ADONARA, FLORESPOS.net-Sejumlah petani di wilayah Kecamatan Adonara Timur, Kabupaten Flores Timur, Nusa Tenggara Timur (NTT) mengeluhkan serangan hama yang merusak tanaman jagung dan berpotensi menurunkan hasil panen.

Serangan tersebut dilaporkan terjadi di sejumlah kebun warga, dengan kerusakan terlihat pada daun, batang, hingga buah jagung yang masih muda.

Seorang petani di Dua, Desa Terong, Kecamatan Adonara Timur, Antonius Demon mengatakan tanaman jagung di kebunnya rusak akibat serangan hama, terutama babi hutan dan tikus.

“Yang masuk sekarang ini, pertama itu babi hutan, dia makan jagung sebelah sana, tadi dipotong habis jagung pulut itu karna sudah rusak semua,” ujarnya, Sabtu (24/1/2026).

Antonius menjelaskan, tikus juga merusak tanaman jagung hingga habis.

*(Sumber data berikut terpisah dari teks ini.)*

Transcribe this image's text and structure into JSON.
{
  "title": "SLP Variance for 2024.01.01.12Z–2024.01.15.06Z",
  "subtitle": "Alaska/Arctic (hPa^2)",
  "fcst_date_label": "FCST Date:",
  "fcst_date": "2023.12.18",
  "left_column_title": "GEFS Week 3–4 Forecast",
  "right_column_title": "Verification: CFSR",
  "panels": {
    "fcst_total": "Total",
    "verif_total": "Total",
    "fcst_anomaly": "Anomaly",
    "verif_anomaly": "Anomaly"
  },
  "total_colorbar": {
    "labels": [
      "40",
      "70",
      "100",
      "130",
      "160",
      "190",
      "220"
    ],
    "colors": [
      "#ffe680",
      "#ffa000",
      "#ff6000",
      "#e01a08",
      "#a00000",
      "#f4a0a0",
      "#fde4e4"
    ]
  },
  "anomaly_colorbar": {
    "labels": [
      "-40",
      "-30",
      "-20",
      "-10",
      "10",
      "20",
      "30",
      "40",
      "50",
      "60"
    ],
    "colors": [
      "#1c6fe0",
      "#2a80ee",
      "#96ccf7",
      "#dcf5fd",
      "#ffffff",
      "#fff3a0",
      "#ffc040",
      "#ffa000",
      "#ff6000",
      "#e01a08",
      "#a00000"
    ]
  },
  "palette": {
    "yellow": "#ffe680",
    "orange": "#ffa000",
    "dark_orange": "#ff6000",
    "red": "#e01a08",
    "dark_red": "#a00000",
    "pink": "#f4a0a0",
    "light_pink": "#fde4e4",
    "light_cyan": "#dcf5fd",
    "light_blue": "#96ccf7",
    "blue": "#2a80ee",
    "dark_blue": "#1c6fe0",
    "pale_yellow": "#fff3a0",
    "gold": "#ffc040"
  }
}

“Terus Tikus sebenarnya makan jagung sebelah sana, itu jagung habis di sana juga karna tikus makan. Jadi saya suruh orang mereka potong itu jagung yang sudah rusak,” katanya.

Ia menambahkan, hama ulat gerayak jarang ditemukan di kebunnya.

“Kalau ulat gerayak tu jarang ada di sa punya kebun, apalagi di jagung tu karena yang biasanya ada tu tikus, tikus tu yang paling banyak. Hanya itu yang masuk sekarang, yang lain tidak ada. Hanya ulat gerayak, babi hutan, dan tikus,” ujarnya.

Baca Juga :  Maxim Ende Bantu Pemasangan Listrik Dua Rumah Warga di Jalan Durian

Antonius menyebut tanaman jagung yang lebih dahulu ditanam mengalami kerusakan paling parah.

“Jagung yang tanam dulu, yang lain kan belum semua. Jadi yang tanam dulu tu rusak semua karna di makan habis itu jagung di sebelah sana,” katanya.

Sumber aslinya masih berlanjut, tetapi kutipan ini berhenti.